AUGUSTA, Maine (AP) — Republicans and Democrats were miles apart when they started congressional redistricting but ended up with a bipartisan plan two years ago. Both sides will see if they can come to terms again as they begin an even bigger process of redrawing Maine’s 186 House and Senate district lines.
A 15-member commission comprised mostly of Democratic and Republican legislators and party leaders got to work Friday to sort out timetables and criteria for their work through the winter and spring.
Chairman Michael Friedman said he’s optimistic that members will work together, but that’s not always the case in other states where the redistricting process can become highly politicized, leading to gridlock and legal battles.
‘‘I haven’t seen any posturing at all. I'm encouraged,’’ said Friedman, a Bangor attorney and political independent who also led the congressional reapportionment panel.
The Maine Constitution requires redistricting every 10 years following the census to ensure that state legislative districts reflect population shifts.
The redistricting panel must issue its report by June 1, and the Legislature must act by June 11. If it fails to do so, the Supreme Judicial Court must do the job.
Two years ago, Republicans and Democrats came to the table with vastly different congressional redistricting proposals, with the GOP proposing to drastically redraw the districts.
In the end, both sides agreed on a compromise plan, and the proposal won House and Senate passage with virtually no opposition. Waterville and Winslow became part of the 1st District and Lewiston and Auburn remained in the 2nd District. Eleven other municipalities were affected.
A constitutional amendment approved by Maine voters months later now mandates a two-thirds vote by lawmakers, making compromise a necessity, Friedman said.
The amendment also put the state in sync with the rest of the country by starting the process after each census. The next redistricting will happen in 2021.
The process now under way is seemingly more complicated because there are so many lines to be redrawn, with 151 House districts and 35 Senate districts. On top of that, districts must be redrawn for 48 county commissioners, three from each of the state’s 16 counties.
The commission on Friday adopted the criteria it will use, including giving preference to districts that have near equal populations, are compact and contiguous, cross as few municipal lines as possible, and preserve existing district boundaries if possible.
A decade ago, the Legislature agreed on a remapping plan for the state House of Representatives. But when lawmakers couldn’t agree on new district lines for the Senate, the matter went to the state Supreme Court, which ultimately decided the final Senate map.
This time around, both Democratic and Republican commission members said they'll be striving to reach agreement on the maps without going to the state’s highest court. The parties don’t have to publicly present any of their proposed redistricting maps until March.

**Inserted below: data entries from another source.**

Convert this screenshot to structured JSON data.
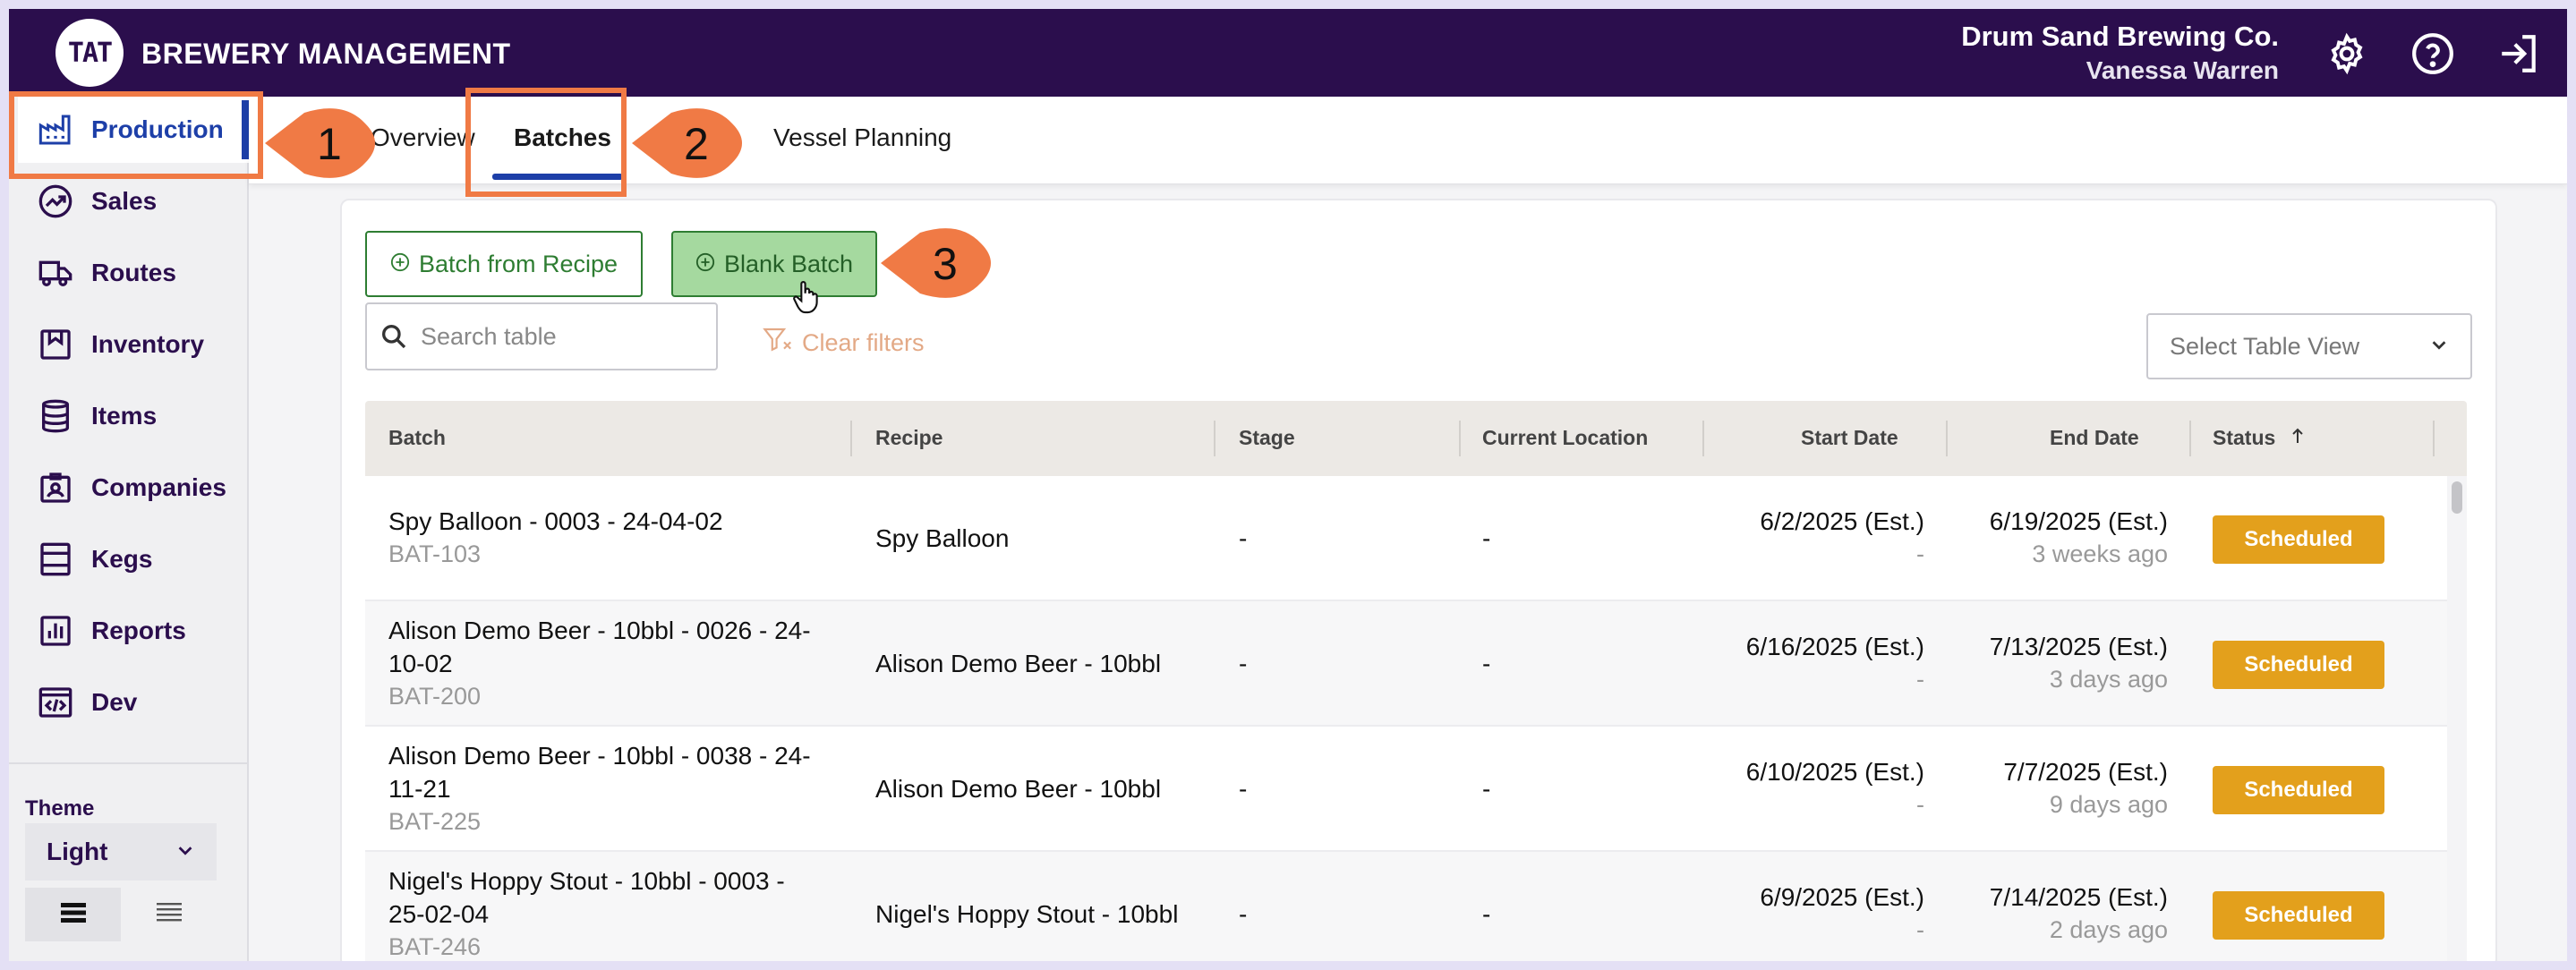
{
  "header": {
    "logo_text": "TAT",
    "app_title": "BREWERY MANAGEMENT",
    "company": "Drum Sand Brewing Co.",
    "user": "Vanessa Warren",
    "icons": [
      "settings-gear-icon",
      "help-question-icon",
      "logout-icon"
    ]
  },
  "sidebar": {
    "items": [
      {
        "label": "Production",
        "icon": "factory-icon"
      },
      {
        "label": "Sales",
        "icon": "trending-icon"
      },
      {
        "label": "Routes",
        "icon": "truck-icon"
      },
      {
        "label": "Inventory",
        "icon": "bookmark-box-icon"
      },
      {
        "label": "Items",
        "icon": "barrel-icon"
      },
      {
        "label": "Companies",
        "icon": "contact-card-icon"
      },
      {
        "label": "Kegs",
        "icon": "keg-icon"
      },
      {
        "label": "Reports",
        "icon": "bar-chart-icon"
      },
      {
        "label": "Dev",
        "icon": "code-window-icon"
      }
    ],
    "theme_label": "Theme",
    "theme_value": "Light"
  },
  "tabs": {
    "overview": "Overview",
    "batches": "Batches",
    "vessel_planning": "Vessel Planning"
  },
  "toolbar": {
    "batch_from_recipe": "Batch from Recipe",
    "blank_batch": "Blank Batch",
    "search_placeholder": "Search table",
    "clear_filters": "Clear filters",
    "table_view_placeholder": "Select Table View"
  },
  "table": {
    "columns": [
      "Batch",
      "Recipe",
      "Stage",
      "Current Location",
      "Start Date",
      "End Date",
      "Status"
    ],
    "rows": [
      {
        "batch_l1": "Spy Balloon - 0003 - 24-04-02",
        "batch_l2": "",
        "batch_id": "BAT-103",
        "recipe": "Spy Balloon",
        "stage": "-",
        "location": "-",
        "start": "6/2/2025 (Est.)",
        "start_sub": "-",
        "end": "6/19/2025 (Est.)",
        "end_sub": "3 weeks ago",
        "status": "Scheduled"
      },
      {
        "batch_l1": "Alison Demo Beer - 10bbl - 0026 - 24-",
        "batch_l2": "10-02",
        "batch_id": "BAT-200",
        "recipe": "Alison Demo Beer - 10bbl",
        "stage": "-",
        "location": "-",
        "start": "6/16/2025 (Est.)",
        "start_sub": "-",
        "end": "7/13/2025 (Est.)",
        "end_sub": "3 days ago",
        "status": "Scheduled"
      },
      {
        "batch_l1": "Alison Demo Beer - 10bbl - 0038 - 24-",
        "batch_l2": "11-21",
        "batch_id": "BAT-225",
        "recipe": "Alison Demo Beer - 10bbl",
        "stage": "-",
        "location": "-",
        "start": "6/10/2025 (Est.)",
        "start_sub": "-",
        "end": "7/7/2025 (Est.)",
        "end_sub": "9 days ago",
        "status": "Scheduled"
      },
      {
        "batch_l1": "Nigel's Hoppy Stout - 10bbl - 0003 -",
        "batch_l2": "25-02-04",
        "batch_id": "BAT-246",
        "recipe": "Nigel's Hoppy Stout - 10bbl",
        "stage": "-",
        "location": "-",
        "start": "6/9/2025 (Est.)",
        "start_sub": "-",
        "end": "7/14/2025 (Est.)",
        "end_sub": "2 days ago",
        "status": "Scheduled"
      }
    ]
  },
  "callouts": [
    "1",
    "2",
    "3"
  ],
  "colors": {
    "header_bg": "#2b0e4d",
    "accent_blue": "#1d3fa8",
    "green": "#2e7d32",
    "status_scheduled": "#e3a01c",
    "callout": "#f07a45"
  }
}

‘‘Our goal is to do things by consensus as much as possible,’’ said Maine Democratic Party chairman Ben Grant. ‘‘But we’re also realistic about what’s at stake in this process.’’

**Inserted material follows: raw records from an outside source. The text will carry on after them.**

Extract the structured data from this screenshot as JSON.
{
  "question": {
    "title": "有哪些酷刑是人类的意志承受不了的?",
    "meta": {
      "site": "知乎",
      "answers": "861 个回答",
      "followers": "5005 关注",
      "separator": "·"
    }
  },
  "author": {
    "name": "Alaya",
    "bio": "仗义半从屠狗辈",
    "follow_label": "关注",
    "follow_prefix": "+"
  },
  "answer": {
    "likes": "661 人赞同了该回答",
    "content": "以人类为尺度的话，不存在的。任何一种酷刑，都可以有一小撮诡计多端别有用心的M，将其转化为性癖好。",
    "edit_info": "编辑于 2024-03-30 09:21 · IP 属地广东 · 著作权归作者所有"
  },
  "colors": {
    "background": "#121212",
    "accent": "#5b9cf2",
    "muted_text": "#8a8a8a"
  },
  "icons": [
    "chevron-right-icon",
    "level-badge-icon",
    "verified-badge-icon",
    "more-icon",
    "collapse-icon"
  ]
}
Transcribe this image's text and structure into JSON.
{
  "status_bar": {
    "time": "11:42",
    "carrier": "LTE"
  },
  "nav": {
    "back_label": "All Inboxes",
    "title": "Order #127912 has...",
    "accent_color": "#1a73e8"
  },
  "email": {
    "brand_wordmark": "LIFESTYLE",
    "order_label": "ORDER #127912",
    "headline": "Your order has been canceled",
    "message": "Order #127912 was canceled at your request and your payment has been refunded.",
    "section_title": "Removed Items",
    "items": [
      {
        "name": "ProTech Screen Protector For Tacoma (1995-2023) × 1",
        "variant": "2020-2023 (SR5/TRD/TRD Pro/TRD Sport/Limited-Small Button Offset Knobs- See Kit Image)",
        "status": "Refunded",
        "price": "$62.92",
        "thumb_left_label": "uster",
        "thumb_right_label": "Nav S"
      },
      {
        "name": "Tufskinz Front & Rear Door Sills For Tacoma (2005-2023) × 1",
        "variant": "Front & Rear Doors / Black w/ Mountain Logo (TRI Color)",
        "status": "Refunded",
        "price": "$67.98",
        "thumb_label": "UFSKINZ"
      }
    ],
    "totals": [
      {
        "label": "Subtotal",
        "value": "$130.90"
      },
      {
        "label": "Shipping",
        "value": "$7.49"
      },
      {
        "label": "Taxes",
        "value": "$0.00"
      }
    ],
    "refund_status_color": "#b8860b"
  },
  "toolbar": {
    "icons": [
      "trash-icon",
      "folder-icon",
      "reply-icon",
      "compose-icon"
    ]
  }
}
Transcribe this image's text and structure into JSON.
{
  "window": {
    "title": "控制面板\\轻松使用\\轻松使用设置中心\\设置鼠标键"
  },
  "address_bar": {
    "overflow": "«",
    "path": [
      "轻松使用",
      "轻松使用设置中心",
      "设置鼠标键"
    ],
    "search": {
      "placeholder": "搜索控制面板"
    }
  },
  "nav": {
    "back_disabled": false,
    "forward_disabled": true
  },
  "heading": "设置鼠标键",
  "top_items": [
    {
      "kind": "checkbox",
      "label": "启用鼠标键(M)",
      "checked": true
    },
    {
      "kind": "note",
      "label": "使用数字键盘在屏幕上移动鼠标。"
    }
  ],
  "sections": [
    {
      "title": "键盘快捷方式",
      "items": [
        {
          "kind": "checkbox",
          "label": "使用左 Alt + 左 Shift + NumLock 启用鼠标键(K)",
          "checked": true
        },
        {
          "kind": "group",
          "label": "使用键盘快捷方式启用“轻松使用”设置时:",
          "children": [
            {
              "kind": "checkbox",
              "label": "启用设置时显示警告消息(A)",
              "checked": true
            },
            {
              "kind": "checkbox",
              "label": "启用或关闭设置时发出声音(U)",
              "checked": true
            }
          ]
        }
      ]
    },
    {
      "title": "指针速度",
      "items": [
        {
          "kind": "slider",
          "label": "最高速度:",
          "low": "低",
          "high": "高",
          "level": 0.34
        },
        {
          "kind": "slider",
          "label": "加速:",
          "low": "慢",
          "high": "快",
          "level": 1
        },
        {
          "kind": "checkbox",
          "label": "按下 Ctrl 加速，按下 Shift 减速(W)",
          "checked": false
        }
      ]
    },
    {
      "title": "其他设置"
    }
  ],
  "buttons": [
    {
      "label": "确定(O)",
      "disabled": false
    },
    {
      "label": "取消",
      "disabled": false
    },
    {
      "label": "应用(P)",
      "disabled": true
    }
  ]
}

Josh Tardy, a former GOP legislative leader who’s on the commission, said reaching agreement is preferable to ‘‘going through the expense and uncertainty that can come from the court exercising its jurisdiction.’’
Historically, the process of remapping legislative districts has been less complicated than congressional districts, Friedman said.
Friedman won the thankless job of leading the process because he’s politically independent and because he had a reputation for fairness during two terms on the state ethics commission. ‘‘I've taken (both parties) to the woodshed a few times,’’ he said.